Given that the Next Gen TV platform provides broadcasters with so many new capabilities, we can anticipate that some of the more advanced broadcast services will be more complex than what is being deployed during the initial launch phase. For example, future services could include digital rights management (DRM), broadcaster applications (BA), tie-in to a cloud or server and many other possibilities. As broadcast services increase in complexity so does the need for more comprehensive testing. In this post we will explore two test approaches that are widely used across many hardware and software industries: White-Box and Black-Box testing.

White- and Black-Box Testing

White-Box testing, sometimes referred to as “Clear-Box” testing, is a testing approach by which access to the inner workings of the system or device under test (DUT) is available. In the case of software, it means the test has access to the source code. With such access to the internal functionalities and source code, one can test for security holes, code structures, input flows, conditional loops, etc. An example of White-Box testing is a conformance test suite. Conformance test suites are developed against specific requirements and are usually tested at a device level.
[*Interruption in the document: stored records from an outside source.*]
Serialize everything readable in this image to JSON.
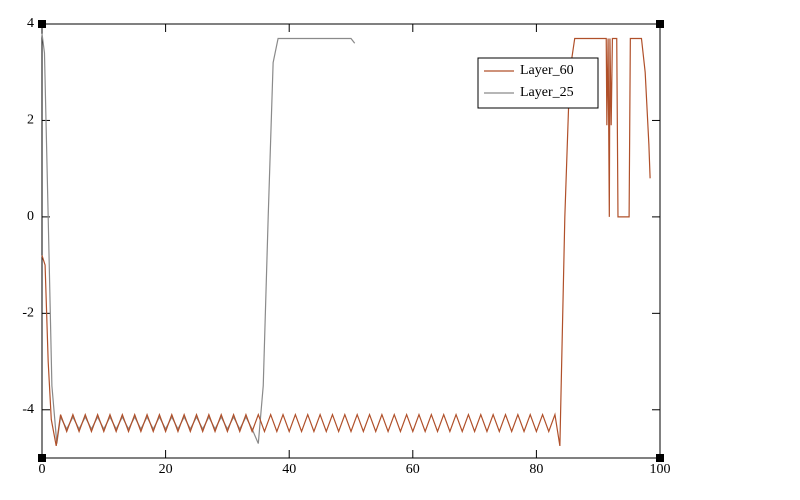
{
  "chart_data": {
    "type": "line",
    "xlim": [
      0,
      100
    ],
    "xticks": [
      0,
      20,
      40,
      60,
      80,
      100
    ],
    "ylim": [
      -5,
      4
    ],
    "yticks": [
      -4,
      -2,
      0,
      2,
      4
    ],
    "legend": "upper right",
    "series": [
      {
        "name": "Layer_60",
        "color": "#b0502a",
        "x": [
          0,
          0.5,
          1,
          1.5,
          2.3,
          3,
          4,
          5,
          6,
          7,
          8,
          9,
          10,
          11,
          12,
          13,
          14,
          15,
          16,
          17,
          18,
          19,
          20,
          21,
          22,
          23,
          24,
          25,
          26,
          27,
          28,
          29,
          30,
          31,
          32,
          33,
          34,
          35,
          36,
          37,
          38,
          39,
          40,
          41,
          42,
          43,
          44,
          45,
          46,
          47,
          48,
          49,
          50,
          51,
          52,
          53,
          54,
          55,
          56,
          57,
          58,
          59,
          60,
          61,
          62,
          63,
          64,
          65,
          66,
          67,
          68,
          69,
          70,
          71,
          72,
          73,
          74,
          75,
          76,
          77,
          78,
          79,
          80,
          81,
          82,
          83,
          83.8,
          84.6,
          85.4,
          86.2,
          91.3,
          91.4,
          91.6,
          91.8,
          91.9,
          92.1,
          92.3,
          93.0,
          93.2,
          95.0,
          95.2,
          97.0,
          97.6,
          98.2,
          98.4
        ],
        "values": [
          -0.8,
          -1.0,
          -3.0,
          -4.2,
          -4.75,
          -4.1,
          -4.45,
          -4.1,
          -4.45,
          -4.1,
          -4.45,
          -4.1,
          -4.45,
          -4.1,
          -4.45,
          -4.1,
          -4.45,
          -4.1,
          -4.45,
          -4.1,
          -4.45,
          -4.1,
          -4.45,
          -4.1,
          -4.45,
          -4.1,
          -4.45,
          -4.1,
          -4.45,
          -4.1,
          -4.45,
          -4.1,
          -4.45,
          -4.1,
          -4.45,
          -4.1,
          -4.45,
          -4.1,
          -4.45,
          -4.1,
          -4.45,
          -4.1,
          -4.45,
          -4.1,
          -4.45,
          -4.1,
          -4.45,
          -4.1,
          -4.45,
          -4.1,
          -4.45,
          -4.1,
          -4.45,
          -4.1,
          -4.45,
          -4.1,
          -4.45,
          -4.1,
          -4.45,
          -4.1,
          -4.45,
          -4.1,
          -4.45,
          -4.1,
          -4.45,
          -4.1,
          -4.45,
          -4.1,
          -4.45,
          -4.1,
          -4.45,
          -4.1,
          -4.45,
          -4.1,
          -4.45,
          -4.1,
          -4.45,
          -4.1,
          -4.45,
          -4.1,
          -4.45,
          -4.1,
          -4.45,
          -4.1,
          -4.45,
          -4.1,
          -4.75,
          0,
          3.0,
          3.7,
          3.7,
          1.9,
          3.7,
          0,
          3.7,
          1.9,
          3.7,
          3.7,
          0,
          0,
          3.7,
          3.7,
          3.0,
          1.5,
          0.8
        ]
      },
      {
        "name": "Layer_25",
        "color": "#8a8a8a",
        "x": [
          0,
          0.4,
          1,
          1.6,
          2.4,
          3,
          4,
          5,
          6,
          7,
          8,
          9,
          10,
          11,
          12,
          13,
          14,
          15,
          16,
          17,
          18,
          19,
          20,
          21,
          22,
          23,
          24,
          25,
          26,
          27,
          28,
          29,
          30,
          31,
          32,
          33,
          34,
          35,
          35.8,
          36.6,
          37.4,
          38.2,
          50,
          50.6
        ],
        "values": [
          3.8,
          3.4,
          0,
          -3.5,
          -4.7,
          -4.15,
          -4.4,
          -4.15,
          -4.4,
          -4.15,
          -4.4,
          -4.15,
          -4.4,
          -4.15,
          -4.4,
          -4.15,
          -4.4,
          -4.15,
          -4.4,
          -4.15,
          -4.4,
          -4.15,
          -4.4,
          -4.15,
          -4.4,
          -4.15,
          -4.4,
          -4.15,
          -4.4,
          -4.15,
          -4.4,
          -4.15,
          -4.4,
          -4.15,
          -4.4,
          -4.15,
          -4.4,
          -4.7,
          -3.5,
          0,
          3.2,
          3.7,
          3.7,
          3.6
        ]
      }
    ]
  }
}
A key requirement to White-Box testing is that one must have extensive knowledge of the inner workings of the device under test (DUT) or software.

Clear Box Test DUT

The complement to White-Box testing is, of course, Black-Box testing. This is sometimes referred to as “System” testing. With Black-Box testing, there is no visibility to the inner workings of the system or software and thus it is treated as a black box. The focus of this test approach is on input and output behavior. Consider the following scenarios:

  1. The TV turns on when the power button is pressed.
  2. The volume gets louder when the volume-up button is pressed.
  3. The channel changes when channel-up button is pressed.
  4. Captions are displayed when captions are enabled.

In these test scenarios, the tester has no knowledge on how each scenario is processed internally. In fact, different devices may all perform the functions using completely different methods, but the resulting behavior should be the same.

Black Box Test DUT

Black-Box and White-Box test approaches were designed to complement each other. For both test methodologies to be effective, there are some housekeeping steps that must be followed:

  1. The tester must develop test scenarios that will accurately test the system against established requirements.
  2. The tester must create test cases for each requirement (sometimes called test “assertions”).
  3. The tester must develop relevant test data for each test case.
  4. The tester must create and document the expected result for all the tests.
  5. Not required, but strongly recommended: The tester should develop the test steps with full documentation to minimize mistakes and enable parallel testing with reproducible results.

With the Next Generation TV platform, the sky’s the limit for broadcasters to innovate and engage their viewers with services that take full advantage of over-the-air broadcasting plus broadband delivery. To ensure these services are well tested prior to deployment, broadcasters will need to tap into proven testing methodologies like White-Box and Black-Box testing.